NEW YORK (AP) — Intelligence experts estimate that the Islamic State extremist group has between 60 and 80 operatives planted in Europe to carry out attacks, the Dutch counterterrorism coordinator said Friday.
Dick Schoof said in an interview with The Associated Press that would-be fighters are also heeding messages from the militant group “asking them not to come to Syria and Iraq, but to prepare attacks in Europe.”
One result is that over the last six months the number of “foreign terrorist fighters” hasn’t grown, he said, but the fact that they’re not traveling “does not mean that the potential threat of those who would have traveled is diminished.”
Schoof said military operations to oust the Islamic State from its self-declared caliphate in Syria and Iraq are scattering the extremist group’s fighters and supporters.
This will probably lead to a gradual increase of refugees that will pose a danger to the national security of the Netherlands and other European countries, he said.
Schoof said even though the Netherlands hasn’t been hit by a major attack by Islamic extremists such as those in Belgium and France, “the chance of attack in the Netherlands is real.”
“We have seen 294 terrorist fighters go overseas in Iraq and Syria and there are still 190 over there,” he said. “And what happened in France and Brussels and Germany could happen to us.”
There are probably between 4,000 and 5,000 European “foreign terrorist fighters” in Iraq and Syria, Schoof said.
While the number from the Netherlands, a nation of 17 million people, may seem low, he said, “whether there’s 190 or 350, I think the number is big enough to worry.”
Schoof, who was in New York to speak at a roundtable on “returning foreign terrorist fighters,” said the Netherlands’ program to deal with the threat balances “repression and prevention” and relies on strong cooperation between local and national authorities.
On the “repression” side, he said, fighters returning from Syria or Iraq are taken into custody and prosecuted, and courts have recently handed down six-year prison sentences in several cases.

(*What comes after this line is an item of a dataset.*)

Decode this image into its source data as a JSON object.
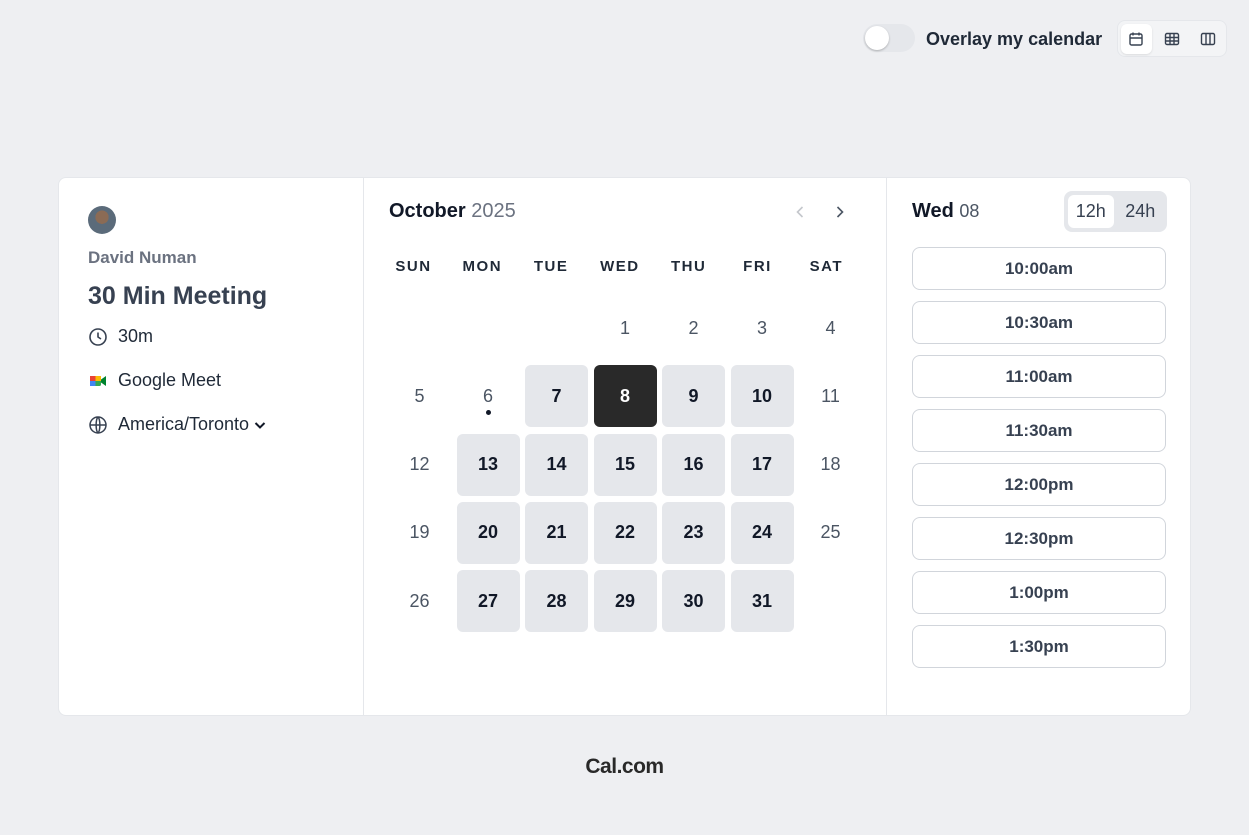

The government also takes away passports, freezes assets, and has beefed up security measures and the police force, he said.
On the prevention side, Schoof said, there’s a lot of family support, with local authorities deciding the best interventions and providing education and psychological help if needed — but there also could be arrests.
Jozias van Aartsen, the mayor of The Hague, said building trust and having close relations with the Muslim community is very important.
“They are Dutch citizens,” he said. “There are some in the Netherlands who say shut down mosques. That’s absolutely wrong policy.”
But Van Aartsen said there is a need for vigilance. “The apparatus of local government can be very important as a watchdog against radicalization,” he said.
Schoof stressed that the Netherlands does not tolerate “anti-democratic behavior.”
“We try to prevent hate preachers coming in by not giving them a visa,” he said.
The government is also concerned about the development of an ultraconservative strain of Islam known as Salafism, he said.
Last week, Schoof said, the Federation of Mosques, without any urging, sent a letter to all mosques in the country saying “the mosques themselves must realize that hate speech should not be accepted in the mosques.”
“Those are important signals that you can build on in your trust relationships,” he said.